- “The resignation of the chancellor is indicative of the uni’s budgetary problems”, one instructor-researcher at the University of Luxembourg murmured to Paperjam. The institution’s 2017 budget, with a €26.8m deficit, was only presented at the end of March 2017, and work on 2018’s budget has apparently not yet begun. Rainer Klump’s resignation took effect on Tuesday.
- The next “indexation” is expected to take place during the second or third quarter of next year, according to Statec, the national statistics bureau. That means salaries and pension payments will automatically rise by 2.5%. Statec also forecast that consumer prices will increase 1.8% this year and inflation will be 1.7% in 2018.
- Luxembourg’s government has hired a pair of firms to advise it on negotiations over the UK’s exit from the EU. The firms will help the finance ministry study the potential impact of Brexit in the financial services and tax spaces. The information was revealed in a response from the DP finance minister Pierre Gramegna to a parliamentary question by CSV MP Laurent Mosar. According to the Luxembourger Wort, the consulting firm PwC and law office of Arendt & Medernach won the government contracts.
- KBL epb (European private bank) posted net banking income of €465.9m and operating income of €37.1m last year. Net profits dropped from €81.3m in 2015 to €6m to 2016. No dividend payment will be issued. 99.9% of KBL shares are owned by Precision Capital, the Luxembourg-based investment vehicle for Qatar’s royal family, which also has a controlling stake in Banque internationale à Luxembourg.
- The government has launched the second part of a regional mobility study.
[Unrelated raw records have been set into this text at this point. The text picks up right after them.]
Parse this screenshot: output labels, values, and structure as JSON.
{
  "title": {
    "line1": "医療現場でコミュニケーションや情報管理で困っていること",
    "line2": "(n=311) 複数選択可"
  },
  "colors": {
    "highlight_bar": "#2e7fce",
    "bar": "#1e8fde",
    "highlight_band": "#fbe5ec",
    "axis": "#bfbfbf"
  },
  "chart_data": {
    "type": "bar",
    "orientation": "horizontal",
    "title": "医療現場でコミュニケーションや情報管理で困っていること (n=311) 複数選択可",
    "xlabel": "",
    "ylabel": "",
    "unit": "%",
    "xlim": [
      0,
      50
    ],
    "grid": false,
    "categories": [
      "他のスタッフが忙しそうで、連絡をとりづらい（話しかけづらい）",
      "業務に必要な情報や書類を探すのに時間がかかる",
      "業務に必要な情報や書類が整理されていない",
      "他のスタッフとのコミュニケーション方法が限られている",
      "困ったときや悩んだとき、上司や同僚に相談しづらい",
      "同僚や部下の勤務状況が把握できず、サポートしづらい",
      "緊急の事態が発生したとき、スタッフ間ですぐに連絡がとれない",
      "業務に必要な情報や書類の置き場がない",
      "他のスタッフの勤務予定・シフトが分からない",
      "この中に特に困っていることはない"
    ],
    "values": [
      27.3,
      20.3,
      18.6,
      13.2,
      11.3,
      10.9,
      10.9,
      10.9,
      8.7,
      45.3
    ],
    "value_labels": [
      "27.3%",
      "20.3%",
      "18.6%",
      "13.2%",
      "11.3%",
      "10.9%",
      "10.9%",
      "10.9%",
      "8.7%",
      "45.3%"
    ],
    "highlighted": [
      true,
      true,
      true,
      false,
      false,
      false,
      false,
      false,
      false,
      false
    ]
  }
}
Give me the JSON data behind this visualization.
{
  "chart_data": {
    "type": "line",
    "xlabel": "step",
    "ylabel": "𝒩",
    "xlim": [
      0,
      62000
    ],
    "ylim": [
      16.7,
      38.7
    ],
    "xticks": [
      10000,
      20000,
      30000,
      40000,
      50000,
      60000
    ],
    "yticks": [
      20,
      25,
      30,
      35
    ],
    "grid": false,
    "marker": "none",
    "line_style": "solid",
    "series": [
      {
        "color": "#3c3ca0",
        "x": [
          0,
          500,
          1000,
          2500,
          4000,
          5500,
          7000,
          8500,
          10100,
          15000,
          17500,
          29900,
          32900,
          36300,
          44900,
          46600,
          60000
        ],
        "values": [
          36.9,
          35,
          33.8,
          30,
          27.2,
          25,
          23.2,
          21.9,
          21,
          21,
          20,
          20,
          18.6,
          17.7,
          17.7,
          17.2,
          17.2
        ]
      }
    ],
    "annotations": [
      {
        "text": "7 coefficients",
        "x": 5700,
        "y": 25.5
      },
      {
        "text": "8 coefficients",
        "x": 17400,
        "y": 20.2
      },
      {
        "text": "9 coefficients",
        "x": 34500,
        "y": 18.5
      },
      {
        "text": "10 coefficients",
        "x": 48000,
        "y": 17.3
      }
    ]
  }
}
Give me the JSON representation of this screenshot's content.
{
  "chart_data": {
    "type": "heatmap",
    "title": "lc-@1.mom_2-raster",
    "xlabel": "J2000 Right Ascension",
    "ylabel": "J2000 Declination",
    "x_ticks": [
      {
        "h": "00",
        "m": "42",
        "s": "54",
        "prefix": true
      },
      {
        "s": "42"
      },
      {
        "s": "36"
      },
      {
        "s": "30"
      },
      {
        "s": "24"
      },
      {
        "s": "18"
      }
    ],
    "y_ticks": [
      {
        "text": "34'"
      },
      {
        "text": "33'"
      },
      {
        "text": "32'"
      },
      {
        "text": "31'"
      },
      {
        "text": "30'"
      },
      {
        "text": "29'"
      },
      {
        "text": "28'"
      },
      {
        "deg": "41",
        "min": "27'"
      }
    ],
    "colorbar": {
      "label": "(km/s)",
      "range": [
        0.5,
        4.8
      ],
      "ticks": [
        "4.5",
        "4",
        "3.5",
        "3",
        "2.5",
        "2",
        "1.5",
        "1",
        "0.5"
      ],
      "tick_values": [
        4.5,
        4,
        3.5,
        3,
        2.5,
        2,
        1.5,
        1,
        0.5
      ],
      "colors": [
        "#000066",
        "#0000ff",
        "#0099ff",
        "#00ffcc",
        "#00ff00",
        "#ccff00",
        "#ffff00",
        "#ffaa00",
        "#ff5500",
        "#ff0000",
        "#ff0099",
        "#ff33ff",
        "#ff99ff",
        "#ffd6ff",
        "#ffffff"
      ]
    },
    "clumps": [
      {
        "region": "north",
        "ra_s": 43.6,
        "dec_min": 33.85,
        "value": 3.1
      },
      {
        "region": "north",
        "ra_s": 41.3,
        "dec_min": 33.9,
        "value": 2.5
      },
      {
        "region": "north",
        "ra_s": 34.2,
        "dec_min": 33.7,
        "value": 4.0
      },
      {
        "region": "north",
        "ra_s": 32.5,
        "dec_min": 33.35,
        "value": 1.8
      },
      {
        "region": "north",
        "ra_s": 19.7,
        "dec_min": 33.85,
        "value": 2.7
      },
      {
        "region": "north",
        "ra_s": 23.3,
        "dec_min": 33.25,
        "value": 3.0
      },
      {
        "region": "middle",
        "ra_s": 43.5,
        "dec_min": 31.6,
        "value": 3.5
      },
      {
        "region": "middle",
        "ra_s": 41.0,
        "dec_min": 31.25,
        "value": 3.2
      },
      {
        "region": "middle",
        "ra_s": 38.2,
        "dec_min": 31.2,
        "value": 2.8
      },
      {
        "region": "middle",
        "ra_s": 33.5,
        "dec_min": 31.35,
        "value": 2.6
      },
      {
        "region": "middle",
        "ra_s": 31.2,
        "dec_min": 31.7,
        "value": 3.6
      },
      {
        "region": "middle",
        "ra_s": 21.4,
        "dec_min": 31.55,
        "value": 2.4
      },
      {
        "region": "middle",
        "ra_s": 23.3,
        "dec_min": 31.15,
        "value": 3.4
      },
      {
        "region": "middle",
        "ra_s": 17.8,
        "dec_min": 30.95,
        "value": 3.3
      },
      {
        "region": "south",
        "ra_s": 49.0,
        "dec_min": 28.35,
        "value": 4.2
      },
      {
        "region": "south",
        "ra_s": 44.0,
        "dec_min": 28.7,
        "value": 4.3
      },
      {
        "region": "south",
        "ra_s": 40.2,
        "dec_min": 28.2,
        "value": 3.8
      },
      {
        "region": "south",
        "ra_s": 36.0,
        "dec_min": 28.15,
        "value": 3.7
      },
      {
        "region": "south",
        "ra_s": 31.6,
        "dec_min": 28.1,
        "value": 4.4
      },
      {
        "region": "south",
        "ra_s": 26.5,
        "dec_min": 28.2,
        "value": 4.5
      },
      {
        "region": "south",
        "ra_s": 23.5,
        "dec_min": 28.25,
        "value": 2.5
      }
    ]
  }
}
Altogether the infrastructure ministry hopes to garner responses from 40,000 households in Luxembourg and the households of 45,000 cross-border commuters on how exactly how they get around. François Bausch, the Green infrastructure minister, said the last such study was conducted been 1995 and 1997. Questionnaires are being fielded--in English, French, German, Luxembourgish and Portuguese--by phone, email and postal mail. Research is expected to finish at the end of May and results published in the autumn.